Part I
The Allen Gauge & Tool Company, presently located in the Homewood Section of Pittsburgh, PA was founded in 1914 by the late Charles H. Allen. Mr. Allen was born in 1870 and lived during the era of rapidly expanding mechanical and electrical developments in the United States. He perfected his mechanical skills under the tutelage of his father, a Civil War Veteran who ran a model making business in Dansville, New York. Indeed, much of the early work of Allen Gauge & Tool Company was in the field of model making and development work for investors who needed their ideas translated to mechanical engineering and model works, which reflected this specialty. Located in downtown Pittsburgh until 1938, General Engineering and Model Works was to become further known as a quality "job shop", a machine shop that could handle miscellaneous metal working jobs from simple milling and turning to complex precision die work. Job work was done for many of the large Pittsburgh companies, but model and development work continued for the inventors who had ideas to pursue. One of these was Mr. Bill Fried, a partner in the Fried & Reineman Meat Packing Company, who needed a labor saving device to mechanically link sausage. Another was Dr. C.E. Ziegler, a well known obstetrician, who had the company develop special Funis clamps and forceps, which were to become standard equipment in area hospitals for many years. In another field, Mr. Allen's skill as a precision craftsman attracted inspectors from the local pipe mills who needed accurate gauges designed and developed to measure their tubular products. This was in the 1930s, when the American Petroleum Institute began standardization of the drill pipe, casing, and other products used in oil wells. Eventually, precision gauges and tooling became the primary business, and in 1938 the company name was changed to
Allen Gauge & Tool Co

By the mid 1930's the cramped quarters in downtown Pittsburgh had become inadequate. Consequently, a building was purchased at Braddock Avenue and Finance Street in the East End. Additional equipment was added, including precision thread grinders, and by the time world war II had begun, Allen Gauge & Tool Co. had become a major producer of close tolerance gauges and equipment desperately needed by the Armed Forces. The Company was on a 24 hour working day during the war years, and many of the employees were exempt from military service because of their skills that were needed to produce critical war material.

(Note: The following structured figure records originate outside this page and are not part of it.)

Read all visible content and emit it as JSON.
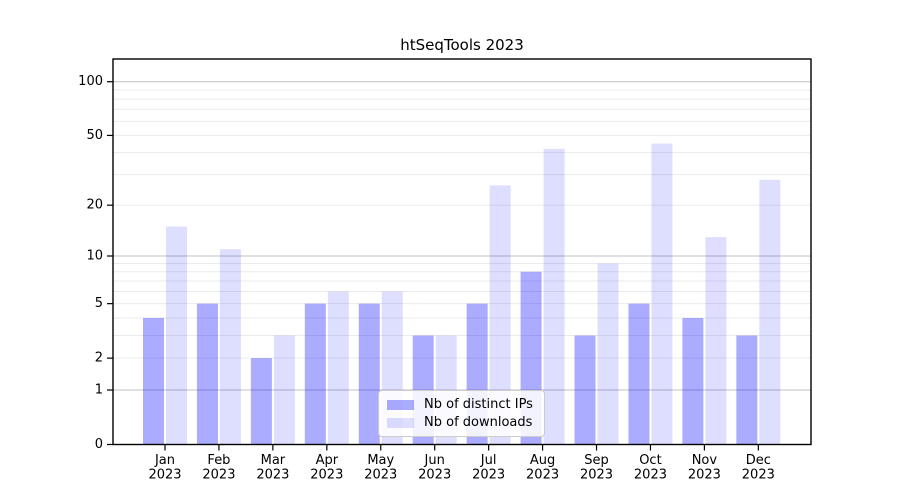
{
  "title": "htSeqTools 2023",
  "legend": {
    "items": [
      {
        "label": "Nb of distinct IPs"
      },
      {
        "label": "Nb of downloads"
      }
    ]
  },
  "y_axis": {
    "tick_labels": [
      "100",
      "50",
      "20",
      "10",
      "5",
      "2",
      "1",
      "0"
    ]
  },
  "x_axis": {
    "year": "2023",
    "months": [
      "Jan",
      "Feb",
      "Mar",
      "Apr",
      "May",
      "Jun",
      "Jul",
      "Aug",
      "Sep",
      "Oct",
      "Nov",
      "Dec"
    ]
  },
  "colors": {
    "ips_bar": "rgba(0,0,255,0.33)",
    "downloads_bar": "rgba(0,0,255,0.13)",
    "grid_major": "#c0c0c0",
    "grid_minor": "#ebebeb",
    "axis": "#000000",
    "legend_border": "#cccccc"
  },
  "chart_data": {
    "type": "bar",
    "title": "htSeqTools 2023",
    "categories": [
      "Jan 2023",
      "Feb 2023",
      "Mar 2023",
      "Apr 2023",
      "May 2023",
      "Jun 2023",
      "Jul 2023",
      "Aug 2023",
      "Sep 2023",
      "Oct 2023",
      "Nov 2023",
      "Dec 2023"
    ],
    "series": [
      {
        "name": "Nb of distinct IPs",
        "values": [
          4,
          5,
          2,
          5,
          5,
          3,
          5,
          8,
          3,
          5,
          4,
          3
        ]
      },
      {
        "name": "Nb of downloads",
        "values": [
          15,
          11,
          3,
          6,
          6,
          3,
          26,
          42,
          9,
          45,
          13,
          28
        ]
      }
    ],
    "xlabel": "",
    "ylabel": "",
    "yscale": "log10(1+y)",
    "ylim": [
      0,
      135
    ],
    "yticks": [
      0,
      1,
      2,
      5,
      10,
      20,
      50,
      100
    ],
    "grid": "horizontal, log minor + decade major",
    "legend_position": "lower center inside plot"
  }
}
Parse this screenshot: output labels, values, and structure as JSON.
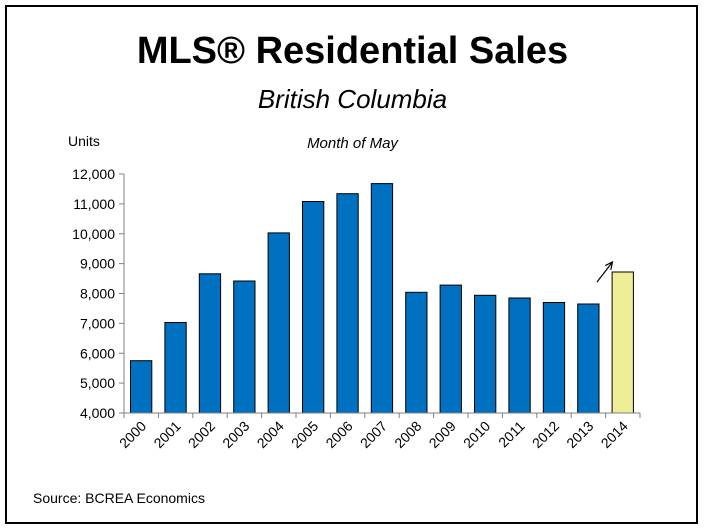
{
  "header": {
    "title": "MLS® Residential Sales",
    "subtitle": "British Columbia"
  },
  "footer": {
    "source": "Source: BCREA Economics"
  },
  "chart_data": {
    "type": "bar",
    "title": "MLS® Residential Sales",
    "subtitle": "British Columbia",
    "annotation": "Month of May",
    "xlabel": "",
    "ylabel": "Units",
    "ylim": [
      4000,
      12000
    ],
    "yticks": [
      4000,
      5000,
      6000,
      7000,
      8000,
      9000,
      10000,
      11000,
      12000
    ],
    "ytick_labels": [
      "4,000",
      "5,000",
      "6,000",
      "7,000",
      "8,000",
      "9,000",
      "10,000",
      "11,000",
      "12,000"
    ],
    "categories": [
      "2000",
      "2001",
      "2002",
      "2003",
      "2004",
      "2005",
      "2006",
      "2007",
      "2008",
      "2009",
      "2010",
      "2011",
      "2012",
      "2013",
      "2014"
    ],
    "values": [
      5750,
      7030,
      8660,
      8420,
      10030,
      11080,
      11340,
      11680,
      8040,
      8280,
      7940,
      7850,
      7700,
      7650,
      8720
    ],
    "colors": {
      "bar": "#0070C0",
      "highlight": "#EEEE99",
      "highlight_category": "2014",
      "axis": "#808080"
    },
    "grid": false,
    "legend": "none",
    "arrow": {
      "from_category": "2013",
      "to_category": "2014",
      "icon": "up-right-arrow"
    }
  }
}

There was no chance to develop peacetime products while on a 100 percent war work, and in 1945 when all defense contracts were canceled, a critical period developed for the Company. Although there was a small demand for pipe gauges, tool and die work was scarce, and unless a standard product could be developed and successfully marketed, there would be a real danger of collapse. A decision was made to pursue the sausage linking machine which had been developed in the late 1920s. There had been very little need for this labor-saving device during the depression years when an abundance of cheap labor was available. Conditions had changed then and it was believed that the machine had been perfected to the point that it could be sold to the sausage industry.